Professor Premilla Nadasen is an associate professor of history at Queens College (City University of New York). She received her Ph.D. from Columbia University in 1999 and her B.A. from the University of Michigan. Her dissertation on the welfare rights movement was nominated for the Bancroft Award. Her book, Welfare Warriors: The Welfare Rights Movement in the United States (Routledge 2005), outlines the ways in which African American women on welfare forged a feminism of their own out of the political and cultural circumstances of the late 1960s and 1970s.

 

Public Lecture: Thursday, November 17 | 3:30p-5p | Koffolt Labs 207

Household Worker Organizing:  Feminism, Race, and the Politics of Care Work

In the 1970s African American domestic workers developed a nationwide movement that organized in public spaces, pushed to revalue the labor that took place in the home, fostered alliances with employers, and demanded state-based protections.
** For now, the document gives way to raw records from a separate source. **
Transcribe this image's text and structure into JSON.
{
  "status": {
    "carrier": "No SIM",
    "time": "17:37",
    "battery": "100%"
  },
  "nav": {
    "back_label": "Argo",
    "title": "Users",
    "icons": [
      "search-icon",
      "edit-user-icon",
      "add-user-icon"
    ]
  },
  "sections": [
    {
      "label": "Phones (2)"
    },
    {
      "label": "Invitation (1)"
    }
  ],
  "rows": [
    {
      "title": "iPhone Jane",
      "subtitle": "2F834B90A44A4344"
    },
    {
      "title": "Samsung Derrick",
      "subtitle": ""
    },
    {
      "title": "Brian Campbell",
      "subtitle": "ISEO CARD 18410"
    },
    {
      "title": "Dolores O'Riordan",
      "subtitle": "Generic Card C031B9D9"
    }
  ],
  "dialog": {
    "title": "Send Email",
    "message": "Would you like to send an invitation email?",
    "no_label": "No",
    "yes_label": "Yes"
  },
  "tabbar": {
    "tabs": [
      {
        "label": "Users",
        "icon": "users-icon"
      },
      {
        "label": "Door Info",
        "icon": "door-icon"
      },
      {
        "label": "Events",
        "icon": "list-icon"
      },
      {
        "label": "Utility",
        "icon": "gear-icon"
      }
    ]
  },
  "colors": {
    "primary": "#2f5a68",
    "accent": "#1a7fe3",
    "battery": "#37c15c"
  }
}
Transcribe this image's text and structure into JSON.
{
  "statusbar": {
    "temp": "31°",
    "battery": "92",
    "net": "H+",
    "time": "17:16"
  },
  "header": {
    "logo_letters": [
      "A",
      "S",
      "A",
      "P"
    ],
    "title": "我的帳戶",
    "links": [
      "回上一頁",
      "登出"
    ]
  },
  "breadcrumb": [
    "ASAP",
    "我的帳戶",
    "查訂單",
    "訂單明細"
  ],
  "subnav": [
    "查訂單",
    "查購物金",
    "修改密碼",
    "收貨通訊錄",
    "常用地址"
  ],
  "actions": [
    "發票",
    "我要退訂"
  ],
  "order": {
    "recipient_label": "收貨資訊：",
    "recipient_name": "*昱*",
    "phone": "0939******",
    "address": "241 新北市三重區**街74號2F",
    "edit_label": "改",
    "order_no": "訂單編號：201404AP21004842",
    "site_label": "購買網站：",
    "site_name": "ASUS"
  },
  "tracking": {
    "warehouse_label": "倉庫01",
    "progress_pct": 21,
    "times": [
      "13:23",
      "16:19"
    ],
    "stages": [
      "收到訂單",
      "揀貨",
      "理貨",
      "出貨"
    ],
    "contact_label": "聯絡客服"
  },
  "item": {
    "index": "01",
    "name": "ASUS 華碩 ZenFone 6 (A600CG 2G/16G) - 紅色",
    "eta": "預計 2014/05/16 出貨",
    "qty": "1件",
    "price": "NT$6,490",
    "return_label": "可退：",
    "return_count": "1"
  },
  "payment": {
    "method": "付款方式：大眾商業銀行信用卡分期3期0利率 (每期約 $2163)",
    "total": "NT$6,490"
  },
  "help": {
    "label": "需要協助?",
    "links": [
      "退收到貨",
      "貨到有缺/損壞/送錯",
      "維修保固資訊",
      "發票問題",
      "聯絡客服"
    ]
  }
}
In making their claim for “pay, professionalism and respect” they rejected the language of care and instead framed their work in terms of rights, suggesting that regardless of the kind of work they performed they were entitled to the same protections as other workers.

 

Faculty & Graduate Seminar: Friday,  November 18 | 11:30a | 386 University Hall, AAAS conference room

Seminar readings will be available closer to the seminar.